Teaseract is ok printed material that's neatly organized, but other than that it seems the only other programmatic ocr is google cloud vision. It's a hundred times better, but unfortunately I need to OCR documents I can't contractual show the mighty G
In the "better than Tesseract" category is also Microsoft Azure OCR (not as good as Google) and the OCR.space OCR API (also not as good as Google, but 100* times cheaper/free, and supports PDF).
The best - and most expensive - solution is still Abbyy OCR. They provide an SDK than can be used locally.
A new local OCR solution is Anyline.io, but I have not used them yet.
How did you get Copyfish to play nice with Zhongwen/Perapera? I've tried it with Chrome and Firefox and nothing seems to get them to pick up on the OCR text.
I'm trying to read things like street signs, speed limits, store names, from not-necessarily-axis-aligned pictures - so far it seems only Google OCR can do those (and does them quite well). Is Abbyy worth trying for that use?
I'm combining opencv and pytesseract in order to process some scanned forms. Doing this I was able to link 70k forms to a database previously filled by professional typists. Now I have a huge data set I can use to train ML algorithms, I'm experimenting with several of them.
I have no formal training in CV, so my impression is that recognition is relatively easy, the hard thing is the preprocessing need in order to normalize images.
There's a number of steps you'll need to figure out. for the 70k forms, where do the fields come from. Then for every scan, finding the bounding box for every field in a somewhat automated manner. You can use histograms and blob detection to help out with a number of these.
Once you have thresholded text boxes that are quite legible, you can train your CNN's and LSTMS to read text from images.
Is there a way to combine the character-level OCR with knowledge of the English dictionary? Something like `pregrarrmung` should be able to map to 'programming' especially with n-gram context of pregrarrmung experience.
If you really want to test an OCR tools, try scanning something like an XBox Live membership card. The fonts on those cards seems to be specifically designed to mess with OCR.
I used tesseract/pytesseract, almost perfect pre processing using blur, otsu etc,
But for get good results, you need big images, 300 dpi+ are needed,
The big images make it is too slow,
Maybe i should have try segmentation the caracters before using the ocr,
I endeup making my ocr from scratch, using averages etc, and it is almost instant, and i am happy with it.
I am currently trying out tesseract/pytesseract on shop receipts but I have not being able to get meaningful result . I have tried adaptive Gaussian and mean threshold, I have also tried blur . But no joy yet. You mentioned building from scratch, how ? And what is your minimum size ?
I created a set of Python bindings to Tesseract a couple of years ago.
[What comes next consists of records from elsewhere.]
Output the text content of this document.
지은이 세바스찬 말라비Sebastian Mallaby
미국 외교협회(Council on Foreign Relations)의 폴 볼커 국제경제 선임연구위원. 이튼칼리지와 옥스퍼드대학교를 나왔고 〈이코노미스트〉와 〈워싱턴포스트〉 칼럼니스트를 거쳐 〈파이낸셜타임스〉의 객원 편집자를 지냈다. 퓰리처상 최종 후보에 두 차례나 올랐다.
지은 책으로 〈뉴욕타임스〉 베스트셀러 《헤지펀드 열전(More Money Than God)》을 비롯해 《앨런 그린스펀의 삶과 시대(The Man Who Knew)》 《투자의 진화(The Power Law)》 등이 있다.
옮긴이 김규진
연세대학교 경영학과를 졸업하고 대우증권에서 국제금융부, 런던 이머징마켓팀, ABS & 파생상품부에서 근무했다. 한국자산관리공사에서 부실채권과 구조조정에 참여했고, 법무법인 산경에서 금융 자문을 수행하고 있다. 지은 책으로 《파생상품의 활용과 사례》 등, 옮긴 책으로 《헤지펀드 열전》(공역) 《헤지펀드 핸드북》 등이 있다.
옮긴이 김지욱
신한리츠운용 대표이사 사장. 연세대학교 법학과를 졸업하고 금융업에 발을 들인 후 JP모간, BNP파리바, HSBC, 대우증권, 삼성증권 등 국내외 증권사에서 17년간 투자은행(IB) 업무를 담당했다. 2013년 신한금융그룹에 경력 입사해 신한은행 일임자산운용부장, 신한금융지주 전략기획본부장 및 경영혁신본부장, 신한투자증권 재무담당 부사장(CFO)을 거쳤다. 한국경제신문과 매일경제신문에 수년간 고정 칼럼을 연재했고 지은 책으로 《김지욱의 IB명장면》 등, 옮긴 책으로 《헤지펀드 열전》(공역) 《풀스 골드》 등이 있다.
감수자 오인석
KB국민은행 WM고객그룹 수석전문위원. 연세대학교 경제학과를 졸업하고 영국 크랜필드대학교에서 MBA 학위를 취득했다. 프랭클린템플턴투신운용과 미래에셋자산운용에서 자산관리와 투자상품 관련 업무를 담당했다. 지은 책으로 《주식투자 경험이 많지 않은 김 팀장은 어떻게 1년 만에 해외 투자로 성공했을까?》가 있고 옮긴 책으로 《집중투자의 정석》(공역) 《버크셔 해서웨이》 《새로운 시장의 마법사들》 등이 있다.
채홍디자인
While not complete, they would likely make a great starting point for anyone wanting to interface with it at a deeper level. Reminds me, I should do some modernization work on it. https://github.com/blindsightcorp/tesserpy
I don't see why not. The bindings are automatically generated for the most part.
However, this does not mean that all functionality will be available from Python, especially when code generation is not enough.
The image stitching library for example hits an assertion failure when called from Python. Disabling the check appears to work, but then you get warnings about incorrect reference counts.
for preprocessing you can just use pillow for thresholding,rgb<-> gray conversions etc. While opencv gives much more option its a heavy library to use for this kind of functionality.